Dans la même veine, la visite de Jean-Marie Le
Pen et de son entourage à Yasukuni avait eu des retombées
assez néfastes.
Cette fois, les Etats-Unis ont rejoint la Corée du Sud et la Chine dans un concert d’indignations. Le lendemain, Shinzo Abe a été obligé d’effectuer une petite mise au point, pour le
moins floue, et sur le fond pas franchement dans le sens de la marche arrière :
Concernant la déclaration
de Murayama de 1995. Abe a dit que
finalement, il ne reviendrait pas dessus en 2015. C’est une bonne
chose, mais pas franchement
une surprise : au sein même de son parti, certains pensaient qu’il était risqué de s’y attaquer avant
d’avoir règlé une autre question, celle de l’article 96.
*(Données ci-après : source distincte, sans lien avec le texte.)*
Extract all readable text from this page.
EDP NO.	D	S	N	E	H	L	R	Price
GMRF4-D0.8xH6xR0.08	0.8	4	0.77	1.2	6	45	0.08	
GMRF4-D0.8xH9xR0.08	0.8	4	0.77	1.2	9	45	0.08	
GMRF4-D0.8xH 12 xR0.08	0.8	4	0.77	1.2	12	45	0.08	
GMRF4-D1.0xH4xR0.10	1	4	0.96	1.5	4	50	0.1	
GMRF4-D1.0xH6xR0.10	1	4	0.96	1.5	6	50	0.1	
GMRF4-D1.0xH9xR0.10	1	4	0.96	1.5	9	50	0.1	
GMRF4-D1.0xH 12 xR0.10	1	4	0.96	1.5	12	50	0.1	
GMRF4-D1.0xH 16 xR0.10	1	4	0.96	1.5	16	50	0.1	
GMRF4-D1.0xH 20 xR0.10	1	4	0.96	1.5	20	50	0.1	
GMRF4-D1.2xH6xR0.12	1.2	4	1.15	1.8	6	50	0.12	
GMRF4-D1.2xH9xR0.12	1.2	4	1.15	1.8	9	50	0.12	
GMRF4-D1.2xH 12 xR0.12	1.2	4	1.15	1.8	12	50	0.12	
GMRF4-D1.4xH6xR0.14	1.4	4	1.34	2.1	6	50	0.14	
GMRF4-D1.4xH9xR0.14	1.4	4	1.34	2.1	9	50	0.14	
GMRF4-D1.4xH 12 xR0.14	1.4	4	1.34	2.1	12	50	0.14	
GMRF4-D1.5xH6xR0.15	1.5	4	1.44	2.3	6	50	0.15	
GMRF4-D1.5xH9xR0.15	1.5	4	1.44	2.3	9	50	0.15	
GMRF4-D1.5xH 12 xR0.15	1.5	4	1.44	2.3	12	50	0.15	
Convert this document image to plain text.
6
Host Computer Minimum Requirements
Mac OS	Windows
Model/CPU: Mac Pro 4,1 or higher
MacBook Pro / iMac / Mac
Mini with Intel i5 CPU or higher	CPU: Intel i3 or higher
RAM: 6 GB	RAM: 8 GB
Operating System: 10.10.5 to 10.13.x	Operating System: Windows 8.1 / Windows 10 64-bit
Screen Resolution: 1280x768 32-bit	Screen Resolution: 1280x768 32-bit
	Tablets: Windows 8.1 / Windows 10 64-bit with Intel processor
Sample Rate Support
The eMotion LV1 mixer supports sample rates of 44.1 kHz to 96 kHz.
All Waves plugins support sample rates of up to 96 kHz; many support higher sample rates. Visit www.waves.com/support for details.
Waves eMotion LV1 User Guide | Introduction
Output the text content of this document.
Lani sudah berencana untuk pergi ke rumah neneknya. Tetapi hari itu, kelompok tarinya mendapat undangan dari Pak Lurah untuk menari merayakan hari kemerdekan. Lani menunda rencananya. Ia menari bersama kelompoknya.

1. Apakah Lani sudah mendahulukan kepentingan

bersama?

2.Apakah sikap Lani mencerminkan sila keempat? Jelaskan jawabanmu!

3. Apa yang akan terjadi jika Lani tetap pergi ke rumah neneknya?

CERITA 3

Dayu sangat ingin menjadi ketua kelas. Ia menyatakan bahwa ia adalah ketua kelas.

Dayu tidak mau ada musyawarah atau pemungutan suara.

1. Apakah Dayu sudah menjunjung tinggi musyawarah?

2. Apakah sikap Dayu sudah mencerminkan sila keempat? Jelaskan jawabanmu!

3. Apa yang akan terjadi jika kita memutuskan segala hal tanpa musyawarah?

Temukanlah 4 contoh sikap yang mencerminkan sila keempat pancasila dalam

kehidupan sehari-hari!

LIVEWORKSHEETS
Ce dernier fixe des conditions contraignantes pour toute
modification de la constitution : une majorité des deux tiers est requise dans
chaque chambre, et le texte doit ensuite
être ratifié par référendum populaire.
Cet article technique est
plus facile à faire tomber que
l’article 9, et ce qui ouvrirait grand la porte à des altérations encore plus spectaculaires.
Concernant la définition
du mot « invasion » pour qualifier les agressions impériales : Abe a dit qu’il « n’avait jamais dit que
le Japon n’avait pas envahi d’autres pays ». Sauf qu’Abe n’a
pas pour autant dit qu’il pensait que
le Japon avait envahi d’autres pays ...
Concernant la sortie de Hashimoto sur les esclaves sexuels de l’armée impériale : Abe a dit que ni lui,
ni personne dans son parti ne partageaient les vues de
Hashimoto. Mais là encore,
Abe ne livre pas le fond de sa
propre pensée sur le sujet.
En
réalité, Abe marque une pause sans reculer. Il constate simplement les limites à ne pas dépasser tant qu’il n’a
pas modifié la constitution pour avoir
les coudées franches.
Il
a été de plus en plus loin dans
les provocations, sans rencontrer d’opposition
notable dans son pays, et n’a
en rien cédé à la pression internationale.
Et
Shinzo Abe veut mettre toutes les chances de son côté. Pas question de tomber pour
un scandale financier ou une crise économique.
Au
contraire, le dopage artificiel
de l’économie à court terme
(quitte un peu plus à plomber les comptes) renforce l’adhésion du public, et
là où ses
prédécesseurs avaient déjà chuté de 20 à 40 points dans les
opinions favorables après cinq
mois en place, Abe a même grapillé quelques points, à 72%.
Ne
nous y trompons pas : Shinzo
Abe est bien le pire ennemi de la démocratie au Japon.